The invention is directed to the heterologous expression of urease in anaerobic thermophilic hosts, such as Thermoanaerobacterium, Thermoanaerobacter, and other related genera. For example, the anaerobic thermophilic host can be T. saccharolyticum. The host cells express the catalytic subunits of the urease enzyme together with the accessory proteins ureDEFG that facilitate protein folding and nickel activation. The invention further relates to the use of urea as a nitrogen source in the growth of microorganisms involved in consolidated bioprocessing systems.

Description

    BACKGROUND OF THE INVENTION
  • Urease (EC 3.5.1.5) catalyzes the hydrolysis of urea to CO2 and ammonia. Bacterial ureases are relatively widespread, and have been well studied, particularly for typing bacteria and the role urease plays in pathogenicity. Ureases have been heterologously expressed in E. coli. Maeda et al., J. Bacteriol. 176:432-442 (1994).

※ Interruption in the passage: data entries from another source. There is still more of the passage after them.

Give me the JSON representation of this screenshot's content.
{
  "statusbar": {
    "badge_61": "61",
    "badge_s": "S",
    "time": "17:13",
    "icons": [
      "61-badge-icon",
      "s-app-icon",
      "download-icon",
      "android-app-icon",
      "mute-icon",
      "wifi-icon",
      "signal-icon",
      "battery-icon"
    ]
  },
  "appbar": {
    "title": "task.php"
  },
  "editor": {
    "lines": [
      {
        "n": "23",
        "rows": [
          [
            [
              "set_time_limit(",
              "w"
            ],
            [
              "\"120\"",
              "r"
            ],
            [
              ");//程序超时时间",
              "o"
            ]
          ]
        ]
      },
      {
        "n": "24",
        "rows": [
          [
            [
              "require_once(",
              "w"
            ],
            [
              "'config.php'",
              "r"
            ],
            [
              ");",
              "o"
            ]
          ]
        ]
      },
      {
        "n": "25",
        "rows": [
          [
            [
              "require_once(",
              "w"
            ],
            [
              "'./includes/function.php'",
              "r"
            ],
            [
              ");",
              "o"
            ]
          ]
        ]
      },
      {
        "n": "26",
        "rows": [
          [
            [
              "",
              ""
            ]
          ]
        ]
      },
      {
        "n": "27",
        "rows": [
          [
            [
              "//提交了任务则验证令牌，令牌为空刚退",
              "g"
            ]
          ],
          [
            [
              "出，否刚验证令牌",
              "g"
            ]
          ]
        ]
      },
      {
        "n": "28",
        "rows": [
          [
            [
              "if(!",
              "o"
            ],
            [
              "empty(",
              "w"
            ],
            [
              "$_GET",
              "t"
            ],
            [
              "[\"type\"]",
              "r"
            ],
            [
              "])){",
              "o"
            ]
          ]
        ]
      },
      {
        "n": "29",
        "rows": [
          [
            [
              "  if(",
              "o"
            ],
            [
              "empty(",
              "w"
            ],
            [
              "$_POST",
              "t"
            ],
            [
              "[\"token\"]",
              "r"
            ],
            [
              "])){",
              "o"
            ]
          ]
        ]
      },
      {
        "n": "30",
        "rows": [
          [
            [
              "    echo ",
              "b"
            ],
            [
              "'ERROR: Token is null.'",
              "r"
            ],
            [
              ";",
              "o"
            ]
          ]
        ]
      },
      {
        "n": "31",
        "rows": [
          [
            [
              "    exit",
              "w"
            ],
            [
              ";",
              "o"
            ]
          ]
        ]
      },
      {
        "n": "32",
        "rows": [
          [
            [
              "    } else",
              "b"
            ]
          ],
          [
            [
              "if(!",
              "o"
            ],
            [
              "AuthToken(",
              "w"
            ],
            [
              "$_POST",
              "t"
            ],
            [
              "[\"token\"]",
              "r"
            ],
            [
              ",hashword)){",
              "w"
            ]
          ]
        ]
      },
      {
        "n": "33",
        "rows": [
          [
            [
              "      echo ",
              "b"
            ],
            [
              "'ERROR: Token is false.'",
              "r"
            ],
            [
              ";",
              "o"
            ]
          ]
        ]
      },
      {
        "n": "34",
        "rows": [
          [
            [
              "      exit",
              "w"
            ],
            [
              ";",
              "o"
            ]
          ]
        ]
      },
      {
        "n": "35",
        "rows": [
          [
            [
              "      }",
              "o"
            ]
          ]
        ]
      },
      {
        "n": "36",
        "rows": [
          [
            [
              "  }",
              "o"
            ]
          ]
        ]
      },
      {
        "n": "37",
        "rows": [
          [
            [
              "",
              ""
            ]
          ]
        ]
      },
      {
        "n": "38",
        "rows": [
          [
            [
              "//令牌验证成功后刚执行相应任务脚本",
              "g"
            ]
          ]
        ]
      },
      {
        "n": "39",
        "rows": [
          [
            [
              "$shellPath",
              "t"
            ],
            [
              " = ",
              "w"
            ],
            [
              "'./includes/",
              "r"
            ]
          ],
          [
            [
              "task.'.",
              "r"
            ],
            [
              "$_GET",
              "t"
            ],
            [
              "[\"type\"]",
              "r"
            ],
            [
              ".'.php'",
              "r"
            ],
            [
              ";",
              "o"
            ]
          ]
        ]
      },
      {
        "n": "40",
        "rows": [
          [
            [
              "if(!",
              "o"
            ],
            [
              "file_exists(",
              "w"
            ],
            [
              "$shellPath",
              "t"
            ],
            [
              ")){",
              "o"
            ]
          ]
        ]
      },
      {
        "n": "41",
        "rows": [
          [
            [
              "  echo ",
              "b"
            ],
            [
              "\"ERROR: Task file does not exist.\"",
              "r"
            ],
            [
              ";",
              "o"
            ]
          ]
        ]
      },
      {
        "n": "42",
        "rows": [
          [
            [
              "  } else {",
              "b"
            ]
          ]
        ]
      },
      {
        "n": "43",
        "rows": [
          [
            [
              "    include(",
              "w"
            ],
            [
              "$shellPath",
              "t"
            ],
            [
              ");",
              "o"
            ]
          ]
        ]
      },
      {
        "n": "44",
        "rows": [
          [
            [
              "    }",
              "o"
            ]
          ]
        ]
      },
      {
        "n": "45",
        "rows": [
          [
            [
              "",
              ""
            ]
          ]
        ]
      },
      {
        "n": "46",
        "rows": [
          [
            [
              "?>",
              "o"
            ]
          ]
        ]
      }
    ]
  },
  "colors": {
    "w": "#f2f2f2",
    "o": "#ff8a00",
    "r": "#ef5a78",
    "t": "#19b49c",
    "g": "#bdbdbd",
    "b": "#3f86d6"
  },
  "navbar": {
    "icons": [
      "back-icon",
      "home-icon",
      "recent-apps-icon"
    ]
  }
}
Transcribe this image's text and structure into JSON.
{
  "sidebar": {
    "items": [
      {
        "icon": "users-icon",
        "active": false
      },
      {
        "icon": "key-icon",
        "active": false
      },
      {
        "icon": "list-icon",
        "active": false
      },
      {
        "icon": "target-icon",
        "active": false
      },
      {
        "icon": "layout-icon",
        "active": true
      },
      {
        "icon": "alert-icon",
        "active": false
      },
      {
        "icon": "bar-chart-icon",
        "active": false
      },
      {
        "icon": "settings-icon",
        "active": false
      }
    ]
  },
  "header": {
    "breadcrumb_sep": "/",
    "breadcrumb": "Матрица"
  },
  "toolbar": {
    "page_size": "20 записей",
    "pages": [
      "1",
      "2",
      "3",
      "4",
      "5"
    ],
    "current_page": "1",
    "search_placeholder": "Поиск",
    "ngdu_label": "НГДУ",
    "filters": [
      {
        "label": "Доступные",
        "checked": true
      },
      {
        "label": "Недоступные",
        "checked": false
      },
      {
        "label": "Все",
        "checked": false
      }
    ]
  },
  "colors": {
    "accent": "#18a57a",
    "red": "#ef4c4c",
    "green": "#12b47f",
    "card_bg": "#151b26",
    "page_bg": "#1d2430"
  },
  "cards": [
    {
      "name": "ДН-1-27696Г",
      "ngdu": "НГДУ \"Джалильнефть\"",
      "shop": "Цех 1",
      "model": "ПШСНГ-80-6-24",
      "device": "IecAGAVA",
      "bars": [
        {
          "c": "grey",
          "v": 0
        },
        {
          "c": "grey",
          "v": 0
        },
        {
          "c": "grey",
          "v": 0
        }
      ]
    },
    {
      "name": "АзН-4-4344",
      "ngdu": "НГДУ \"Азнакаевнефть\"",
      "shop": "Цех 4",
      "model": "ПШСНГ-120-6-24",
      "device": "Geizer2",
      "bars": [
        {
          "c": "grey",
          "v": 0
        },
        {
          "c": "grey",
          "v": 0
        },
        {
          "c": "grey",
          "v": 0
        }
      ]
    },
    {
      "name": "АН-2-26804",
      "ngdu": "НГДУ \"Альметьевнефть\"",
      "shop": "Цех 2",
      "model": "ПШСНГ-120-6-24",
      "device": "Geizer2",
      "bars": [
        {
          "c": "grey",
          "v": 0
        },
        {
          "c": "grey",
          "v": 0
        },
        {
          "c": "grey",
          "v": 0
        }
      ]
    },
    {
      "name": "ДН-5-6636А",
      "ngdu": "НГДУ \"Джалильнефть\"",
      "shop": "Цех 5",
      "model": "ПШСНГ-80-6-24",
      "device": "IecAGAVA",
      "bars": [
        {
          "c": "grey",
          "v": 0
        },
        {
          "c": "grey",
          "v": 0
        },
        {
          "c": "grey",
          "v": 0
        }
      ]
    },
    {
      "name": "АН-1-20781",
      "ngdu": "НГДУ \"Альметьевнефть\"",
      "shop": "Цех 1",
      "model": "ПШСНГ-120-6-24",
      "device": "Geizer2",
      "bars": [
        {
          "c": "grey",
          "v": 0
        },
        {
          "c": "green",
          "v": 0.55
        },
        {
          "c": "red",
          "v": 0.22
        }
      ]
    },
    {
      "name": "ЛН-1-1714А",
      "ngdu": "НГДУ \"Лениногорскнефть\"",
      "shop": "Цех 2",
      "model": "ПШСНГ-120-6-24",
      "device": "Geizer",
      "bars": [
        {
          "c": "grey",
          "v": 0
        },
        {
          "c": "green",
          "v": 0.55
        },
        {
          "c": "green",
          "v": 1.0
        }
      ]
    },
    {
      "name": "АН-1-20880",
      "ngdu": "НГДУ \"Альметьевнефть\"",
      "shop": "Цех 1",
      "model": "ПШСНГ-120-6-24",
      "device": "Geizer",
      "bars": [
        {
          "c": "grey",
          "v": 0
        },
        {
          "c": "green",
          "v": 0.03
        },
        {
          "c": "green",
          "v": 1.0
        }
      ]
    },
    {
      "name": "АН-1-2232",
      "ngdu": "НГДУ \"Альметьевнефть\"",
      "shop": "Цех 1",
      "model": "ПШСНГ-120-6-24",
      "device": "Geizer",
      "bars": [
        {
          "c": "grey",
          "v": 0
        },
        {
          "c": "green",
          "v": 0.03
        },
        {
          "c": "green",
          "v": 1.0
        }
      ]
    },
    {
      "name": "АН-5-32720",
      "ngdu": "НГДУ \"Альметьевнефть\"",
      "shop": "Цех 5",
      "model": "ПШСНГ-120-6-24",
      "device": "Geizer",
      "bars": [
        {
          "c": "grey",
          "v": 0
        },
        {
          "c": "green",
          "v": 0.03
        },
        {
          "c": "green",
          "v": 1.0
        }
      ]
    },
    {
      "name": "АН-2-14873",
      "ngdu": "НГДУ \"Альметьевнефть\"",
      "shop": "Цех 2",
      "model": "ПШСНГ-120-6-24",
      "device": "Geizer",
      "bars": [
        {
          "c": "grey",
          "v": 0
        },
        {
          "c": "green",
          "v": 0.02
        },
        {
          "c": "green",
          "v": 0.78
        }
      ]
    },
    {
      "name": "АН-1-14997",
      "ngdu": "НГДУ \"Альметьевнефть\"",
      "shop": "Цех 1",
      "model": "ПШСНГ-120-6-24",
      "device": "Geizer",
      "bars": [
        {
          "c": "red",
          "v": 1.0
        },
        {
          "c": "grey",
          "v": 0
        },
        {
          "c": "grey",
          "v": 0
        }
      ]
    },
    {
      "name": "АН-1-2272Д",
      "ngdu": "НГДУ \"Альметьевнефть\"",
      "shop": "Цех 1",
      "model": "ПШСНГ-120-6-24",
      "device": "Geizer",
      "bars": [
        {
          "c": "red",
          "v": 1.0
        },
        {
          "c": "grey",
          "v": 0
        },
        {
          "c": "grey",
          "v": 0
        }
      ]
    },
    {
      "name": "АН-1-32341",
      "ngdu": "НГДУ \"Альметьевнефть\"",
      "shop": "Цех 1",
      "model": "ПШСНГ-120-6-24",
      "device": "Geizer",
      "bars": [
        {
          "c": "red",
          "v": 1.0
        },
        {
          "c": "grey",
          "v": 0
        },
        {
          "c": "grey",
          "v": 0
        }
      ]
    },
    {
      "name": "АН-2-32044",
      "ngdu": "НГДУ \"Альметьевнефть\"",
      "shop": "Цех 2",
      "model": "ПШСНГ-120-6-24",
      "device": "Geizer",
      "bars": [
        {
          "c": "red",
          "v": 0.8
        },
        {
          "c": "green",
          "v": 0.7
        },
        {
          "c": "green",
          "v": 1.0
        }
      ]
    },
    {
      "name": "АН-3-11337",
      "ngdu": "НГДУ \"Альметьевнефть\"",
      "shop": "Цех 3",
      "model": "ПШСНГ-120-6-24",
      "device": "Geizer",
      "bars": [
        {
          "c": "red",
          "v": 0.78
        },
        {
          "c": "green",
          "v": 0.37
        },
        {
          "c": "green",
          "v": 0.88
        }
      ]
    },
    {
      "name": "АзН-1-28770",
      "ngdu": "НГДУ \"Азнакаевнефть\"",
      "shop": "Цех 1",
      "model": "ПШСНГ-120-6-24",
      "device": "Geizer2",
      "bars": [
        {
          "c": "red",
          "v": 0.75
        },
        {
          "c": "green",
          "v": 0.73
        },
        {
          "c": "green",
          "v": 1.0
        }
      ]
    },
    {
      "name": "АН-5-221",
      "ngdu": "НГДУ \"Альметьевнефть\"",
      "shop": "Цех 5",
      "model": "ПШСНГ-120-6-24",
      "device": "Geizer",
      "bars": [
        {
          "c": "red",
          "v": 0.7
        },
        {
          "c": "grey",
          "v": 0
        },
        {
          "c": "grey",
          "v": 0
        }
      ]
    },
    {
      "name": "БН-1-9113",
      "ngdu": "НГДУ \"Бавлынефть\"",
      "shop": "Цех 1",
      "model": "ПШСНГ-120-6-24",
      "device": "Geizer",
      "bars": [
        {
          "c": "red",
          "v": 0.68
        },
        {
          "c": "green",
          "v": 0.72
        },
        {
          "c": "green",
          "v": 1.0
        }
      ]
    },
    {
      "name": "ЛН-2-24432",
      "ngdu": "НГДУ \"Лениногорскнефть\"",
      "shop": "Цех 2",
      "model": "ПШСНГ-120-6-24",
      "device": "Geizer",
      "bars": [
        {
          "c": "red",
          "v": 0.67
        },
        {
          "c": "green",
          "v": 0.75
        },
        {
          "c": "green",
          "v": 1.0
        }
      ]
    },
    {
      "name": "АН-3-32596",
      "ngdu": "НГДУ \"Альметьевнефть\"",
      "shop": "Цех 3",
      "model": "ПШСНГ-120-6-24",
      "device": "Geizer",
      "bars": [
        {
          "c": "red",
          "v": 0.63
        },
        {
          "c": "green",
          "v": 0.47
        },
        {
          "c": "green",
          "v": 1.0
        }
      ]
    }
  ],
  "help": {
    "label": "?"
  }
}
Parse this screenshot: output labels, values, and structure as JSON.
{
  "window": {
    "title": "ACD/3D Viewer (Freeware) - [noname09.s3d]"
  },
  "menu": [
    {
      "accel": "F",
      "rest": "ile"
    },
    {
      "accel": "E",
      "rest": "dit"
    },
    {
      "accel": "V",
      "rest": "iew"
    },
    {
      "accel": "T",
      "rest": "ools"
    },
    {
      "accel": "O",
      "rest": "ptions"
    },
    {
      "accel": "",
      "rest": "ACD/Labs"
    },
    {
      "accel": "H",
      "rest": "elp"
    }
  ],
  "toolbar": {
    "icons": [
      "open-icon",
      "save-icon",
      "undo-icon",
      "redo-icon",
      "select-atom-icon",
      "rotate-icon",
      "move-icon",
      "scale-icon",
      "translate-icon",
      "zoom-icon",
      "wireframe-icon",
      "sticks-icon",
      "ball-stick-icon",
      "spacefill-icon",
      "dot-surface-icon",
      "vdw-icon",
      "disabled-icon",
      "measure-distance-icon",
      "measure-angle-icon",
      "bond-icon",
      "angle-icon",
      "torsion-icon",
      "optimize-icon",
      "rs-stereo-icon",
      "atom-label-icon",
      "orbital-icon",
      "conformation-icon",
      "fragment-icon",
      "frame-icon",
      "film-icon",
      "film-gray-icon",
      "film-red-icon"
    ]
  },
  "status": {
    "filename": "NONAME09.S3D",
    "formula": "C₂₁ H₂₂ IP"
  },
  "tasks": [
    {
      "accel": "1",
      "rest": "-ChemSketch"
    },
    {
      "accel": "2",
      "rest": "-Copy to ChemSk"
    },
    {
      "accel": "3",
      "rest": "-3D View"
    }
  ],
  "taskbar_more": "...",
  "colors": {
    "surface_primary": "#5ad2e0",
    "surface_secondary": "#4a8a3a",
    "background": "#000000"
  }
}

  • The ability to utilize urea as a nitrogen source has several benefits for a consolidated bioprocessing (CBP) or simultaneous saccharification and fermentation (SSF) configuration. Urea is a low cost nitrogen source that has favorable handling and safety qualities compared to ammonia gas or ammonium hydroxide. In addition, the use of urea does not require active base addition to maintain neutral pH, as is true with ammonium salts. This has benefits for both the large (process) and small (laboratory) scale, where pH control can be technically challenging. Finally, the hydrolysis of urea to ammonia in laboratory media tends to keep the pH at or above 6, which is favorable for a co-culture of certain CBP microorganisms, such as Clostridium thermocellum (C. thermocellum) and Thermoanaerobacterium saccharolyticum (T. saccharolyticum). C. thermocellum carries an active urease enzyme. However, urease enzymes appear to be absent from all known Thermoanaerobacter and Thermoananerbacterium strains. Thus, with respect to the development of robust CBP systems, there is a need in the art for a recombinant Thermoanaerobacter or Thermoananerbacterium microorganism capable of heterologously expressing the urease enzyme.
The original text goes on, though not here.